O Senado aprovou, em 24 de março, projeto de lei que criminaliza o discurso de ódio contra mulheres — a chamada misoginia — e encaminhou a matéria à Câmara dos Deputados. De autoria da senadora Ana Paula Lobato (PSB-MA) e relatado por Soraya Thronicke (Podemos-MS), o texto teve votação unânime no plenário, em reação também a vídeos virais que simulavam agressões contra mulheres.
Na prática, a proposta altera a lei do racismo para incluir a misoginia entre os crimes resultantes de preconceito. O texto, nas suas linhas centrais, busca responsabilizar condutas que ultrapassem o limite do respeito e se convertam em ataques que desumanizam mulheres — sem, em sua redação, prever mecanismos de censura automática a opiniões divergentes.
A autora diz que o objetivo é responsabilizar condutas que atacam, humilham e desumanizam mulheres, sem impedir o debate público.
Os defensores apontam como justificativa o aumento da violência de gênero. Segundo dados citados pela autora, o Brasil registrou 1.568 feminicídios no ano passado, alta de 4,7% em relação a 2024, o maior número desde que a tipificação do feminicídio foi estabelecida em 2015. Para os parlamentares que apoiam o projeto, criminalizar a misoginia é parte da resposta ao quadro doloroso de violência.
Ao mesmo tempo, a aprovação gerou uma onda de desinformação. Nas redes sociais circularam manuais que exageravam o alcance da norma — sugerindo que atitudes cotidianas seriam punidas — e críticas de deputados conservadores que afirmam que a definição de misoginia pode ser usada para tolher críticas políticas e religiosas. Esse contraste entre conteúdo legal e percepção pública amplia o debate sobre clareza legislativa.
A discussão não ficará restrita ao Congresso: outras propostas tramitam na Câmara, entre elas o PL 6194/25, de Ana Pimentel (PT-MG), que busca responsabilizar plataformas digitais por conteúdos misóginos e priorizar sua remoção, e o PL 988/2026, de Duda Salabert (Psol-MG), que mira movimentos como o chamado “red pill”. Juntas, as iniciativas prometem tensionar o diálogo entre liberdade de expressão, regulamentação das redes e responsabilidade das plataformas.

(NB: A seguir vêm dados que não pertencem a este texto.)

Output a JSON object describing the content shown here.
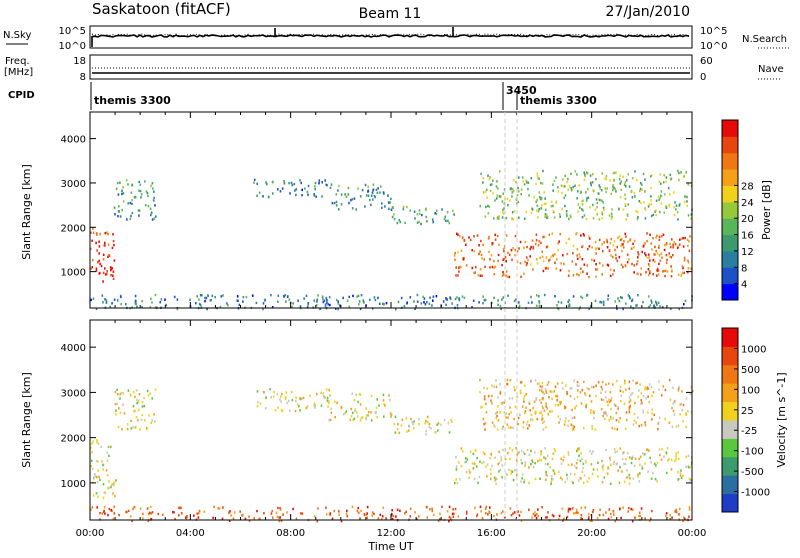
{
  "header": {
    "station": "Saskatoon (fitACF)",
    "beam": "Beam 11",
    "date": "27/Jan/2010"
  },
  "noise_panel": {
    "left_label": "N.Sky",
    "right_label": "N.Search",
    "left_ticks": [
      "10^5",
      "10^0"
    ],
    "right_ticks": [
      "10^5",
      "10^0"
    ]
  },
  "freq_panel": {
    "left_label_1": "Freq.",
    "left_label_2": "[MHz]",
    "right_label": "Nave",
    "left_ticks": [
      "18",
      "8"
    ],
    "right_ticks": [
      "60",
      "0"
    ]
  },
  "cpid": {
    "label": "CPID",
    "segments": [
      {
        "start_hour": 0.0,
        "label": "themis 3300"
      },
      {
        "start_hour": 16.5,
        "label": "3450"
      },
      {
        "start_hour": 17.0,
        "label": "themis 3300"
      }
    ]
  },
  "chart_data": [
    {
      "type": "heatmap",
      "name": "power",
      "title": "",
      "xlabel": "",
      "ylabel": "Slant Range [km]",
      "xlim": [
        0,
        24
      ],
      "ylim": [
        180,
        4600
      ],
      "y_ticks": [
        "1000",
        "2000",
        "3000",
        "4000"
      ],
      "colorbar": {
        "label": "Power [dB]",
        "ticks": [
          "4",
          "8",
          "12",
          "16",
          "20",
          "24",
          "28"
        ],
        "colors": [
          "#0000ff",
          "#1e50c8",
          "#2a7fa0",
          "#3c9a6e",
          "#5ab45a",
          "#96c83c",
          "#f0d21e",
          "#f5a019",
          "#f07814",
          "#e8460f",
          "#e60a0a"
        ]
      },
      "regions": [
        {
          "t0": 0.0,
          "t1": 1.0,
          "r0": 800,
          "r1": 2000,
          "level": 0.9
        },
        {
          "t0": 0.0,
          "t1": 0.9,
          "r0": 950,
          "r1": 1150,
          "level": 1.0
        },
        {
          "t0": 0.9,
          "t1": 2.6,
          "r0": 2200,
          "r1": 3100,
          "level": 0.3
        },
        {
          "t0": 6.5,
          "t1": 9.5,
          "r0": 2700,
          "r1": 3100,
          "level": 0.25
        },
        {
          "t0": 9.5,
          "t1": 12.0,
          "r0": 2400,
          "r1": 3000,
          "level": 0.3
        },
        {
          "t0": 12.0,
          "t1": 14.5,
          "r0": 2100,
          "r1": 2500,
          "level": 0.35
        },
        {
          "t0": 14.5,
          "t1": 24.0,
          "r0": 900,
          "r1": 1900,
          "level": 0.8
        },
        {
          "t0": 15.5,
          "t1": 24.0,
          "r0": 2200,
          "r1": 3300,
          "level": 0.45
        },
        {
          "t0": 0.0,
          "t1": 24.0,
          "r0": 180,
          "r1": 500,
          "level": 0.25
        }
      ]
    },
    {
      "type": "heatmap",
      "name": "velocity",
      "title": "",
      "xlabel": "Time UT",
      "ylabel": "Slant Range [km]",
      "xlim": [
        0,
        24
      ],
      "ylim": [
        180,
        4600
      ],
      "x_ticks": [
        "00:00",
        "04:00",
        "08:00",
        "12:00",
        "16:00",
        "20:00",
        "00:00"
      ],
      "y_ticks": [
        "1000",
        "2000",
        "3000",
        "4000"
      ],
      "colorbar": {
        "label": "Velocity [m s^-1]",
        "ticks": [
          "1000",
          "500",
          "100",
          "25",
          "-25",
          "-100",
          "-500",
          "-1000"
        ],
        "colors": [
          "#1e3cc8",
          "#2a6fa0",
          "#3c9a6e",
          "#5ac83c",
          "#c8c8c0",
          "#f0d21e",
          "#f5a019",
          "#f07814",
          "#e8460f",
          "#e60a0a"
        ]
      },
      "regions": [
        {
          "t0": 0.0,
          "t1": 1.0,
          "r0": 700,
          "r1": 2000,
          "level": 0.5
        },
        {
          "t0": 0.9,
          "t1": 2.6,
          "r0": 2200,
          "r1": 3100,
          "level": 0.5
        },
        {
          "t0": 6.5,
          "t1": 9.5,
          "r0": 2600,
          "r1": 3100,
          "level": 0.5
        },
        {
          "t0": 9.5,
          "t1": 12.0,
          "r0": 2400,
          "r1": 3000,
          "level": 0.5
        },
        {
          "t0": 12.0,
          "t1": 14.5,
          "r0": 2100,
          "r1": 2500,
          "level": 0.5
        },
        {
          "t0": 14.5,
          "t1": 24.0,
          "r0": 1000,
          "r1": 1800,
          "level": 0.5
        },
        {
          "t0": 15.5,
          "t1": 24.0,
          "r0": 2200,
          "r1": 3300,
          "level": 0.6
        },
        {
          "t0": 0.0,
          "t1": 24.0,
          "r0": 180,
          "r1": 500,
          "level": 0.8
        }
      ]
    }
  ]
}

Críticos, majoritariamente deputados conservadores, afirmam que a definição legal pode ser usada para silenciar críticas políticas e religiosas.

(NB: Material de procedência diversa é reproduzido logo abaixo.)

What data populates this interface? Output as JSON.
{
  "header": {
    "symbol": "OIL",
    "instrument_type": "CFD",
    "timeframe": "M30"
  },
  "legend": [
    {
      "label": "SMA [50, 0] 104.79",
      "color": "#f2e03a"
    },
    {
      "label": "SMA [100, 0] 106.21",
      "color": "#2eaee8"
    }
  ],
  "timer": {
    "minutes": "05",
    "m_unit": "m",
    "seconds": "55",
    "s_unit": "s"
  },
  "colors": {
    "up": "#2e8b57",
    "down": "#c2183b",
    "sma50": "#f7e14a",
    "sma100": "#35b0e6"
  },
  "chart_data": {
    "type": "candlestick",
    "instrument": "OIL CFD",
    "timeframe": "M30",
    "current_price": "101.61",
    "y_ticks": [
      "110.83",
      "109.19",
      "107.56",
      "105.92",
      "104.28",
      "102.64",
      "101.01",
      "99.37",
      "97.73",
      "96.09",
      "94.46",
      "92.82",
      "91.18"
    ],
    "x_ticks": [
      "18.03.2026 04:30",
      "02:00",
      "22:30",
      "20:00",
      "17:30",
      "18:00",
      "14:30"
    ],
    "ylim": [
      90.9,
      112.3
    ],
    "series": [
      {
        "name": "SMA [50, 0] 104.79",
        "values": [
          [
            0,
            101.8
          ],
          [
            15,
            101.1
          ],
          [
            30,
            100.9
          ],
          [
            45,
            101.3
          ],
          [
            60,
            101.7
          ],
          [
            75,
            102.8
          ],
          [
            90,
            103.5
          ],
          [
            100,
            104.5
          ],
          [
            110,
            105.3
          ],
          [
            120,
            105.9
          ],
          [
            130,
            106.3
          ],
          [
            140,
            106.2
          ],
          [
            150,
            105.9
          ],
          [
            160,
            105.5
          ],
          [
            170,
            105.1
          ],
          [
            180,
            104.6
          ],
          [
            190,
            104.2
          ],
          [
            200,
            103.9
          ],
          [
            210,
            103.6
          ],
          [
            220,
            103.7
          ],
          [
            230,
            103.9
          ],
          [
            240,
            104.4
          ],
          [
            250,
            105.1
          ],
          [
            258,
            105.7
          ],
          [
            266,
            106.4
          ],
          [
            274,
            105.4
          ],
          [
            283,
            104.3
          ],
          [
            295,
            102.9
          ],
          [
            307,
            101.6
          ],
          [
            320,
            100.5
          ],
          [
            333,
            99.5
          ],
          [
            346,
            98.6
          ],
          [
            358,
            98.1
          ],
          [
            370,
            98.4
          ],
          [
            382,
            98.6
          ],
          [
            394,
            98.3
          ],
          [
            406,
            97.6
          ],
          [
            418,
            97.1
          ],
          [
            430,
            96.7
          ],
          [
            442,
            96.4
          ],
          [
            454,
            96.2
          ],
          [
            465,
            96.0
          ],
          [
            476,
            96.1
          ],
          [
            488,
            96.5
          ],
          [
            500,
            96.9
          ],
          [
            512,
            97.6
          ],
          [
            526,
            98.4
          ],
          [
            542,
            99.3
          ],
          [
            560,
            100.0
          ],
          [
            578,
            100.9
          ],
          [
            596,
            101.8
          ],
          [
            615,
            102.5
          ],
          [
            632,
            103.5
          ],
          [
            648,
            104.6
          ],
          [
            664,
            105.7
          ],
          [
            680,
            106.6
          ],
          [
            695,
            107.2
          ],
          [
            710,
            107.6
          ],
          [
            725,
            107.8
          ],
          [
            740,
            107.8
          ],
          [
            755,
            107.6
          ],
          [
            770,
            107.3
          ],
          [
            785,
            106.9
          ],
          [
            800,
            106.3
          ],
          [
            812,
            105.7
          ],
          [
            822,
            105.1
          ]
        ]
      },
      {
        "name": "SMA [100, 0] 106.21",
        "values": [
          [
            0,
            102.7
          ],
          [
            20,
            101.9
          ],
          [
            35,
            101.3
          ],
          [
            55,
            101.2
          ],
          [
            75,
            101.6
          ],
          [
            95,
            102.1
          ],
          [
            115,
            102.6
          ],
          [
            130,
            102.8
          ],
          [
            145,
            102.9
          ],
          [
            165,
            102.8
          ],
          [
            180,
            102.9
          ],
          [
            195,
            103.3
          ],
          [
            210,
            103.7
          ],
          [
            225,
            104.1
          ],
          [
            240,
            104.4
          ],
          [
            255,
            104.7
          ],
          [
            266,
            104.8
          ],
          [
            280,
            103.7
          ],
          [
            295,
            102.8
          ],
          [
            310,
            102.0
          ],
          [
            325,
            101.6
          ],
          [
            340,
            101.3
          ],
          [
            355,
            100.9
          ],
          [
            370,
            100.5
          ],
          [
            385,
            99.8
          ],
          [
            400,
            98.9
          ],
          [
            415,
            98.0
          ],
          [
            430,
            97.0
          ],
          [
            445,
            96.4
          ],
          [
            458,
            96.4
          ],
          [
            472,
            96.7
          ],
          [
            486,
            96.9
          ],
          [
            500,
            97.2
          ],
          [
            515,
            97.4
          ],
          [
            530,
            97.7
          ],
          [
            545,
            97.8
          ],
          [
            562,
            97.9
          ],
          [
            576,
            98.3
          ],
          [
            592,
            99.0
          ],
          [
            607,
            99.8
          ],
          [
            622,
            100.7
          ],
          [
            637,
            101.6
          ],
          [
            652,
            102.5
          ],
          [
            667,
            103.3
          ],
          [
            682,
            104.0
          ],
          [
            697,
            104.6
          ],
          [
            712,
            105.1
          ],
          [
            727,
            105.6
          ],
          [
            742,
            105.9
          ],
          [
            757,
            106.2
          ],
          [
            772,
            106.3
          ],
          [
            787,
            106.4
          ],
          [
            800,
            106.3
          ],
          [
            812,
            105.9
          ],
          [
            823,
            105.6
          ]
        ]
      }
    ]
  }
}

Politicamente, o avanço no Senado acende alerta para a Câmara: deputados terão de enfrentar uma agenda sensível que tende a polarizar e a mobilizar bases. A aplicação prática da lei dependerá de definições técnicas e da atuação do Judiciário, mas, desde já, o episódio expõe uma encruzilhada institucional — proteger mulheres de violência simbólica e real sem ampliar incertezas sobre limites da expressão pública.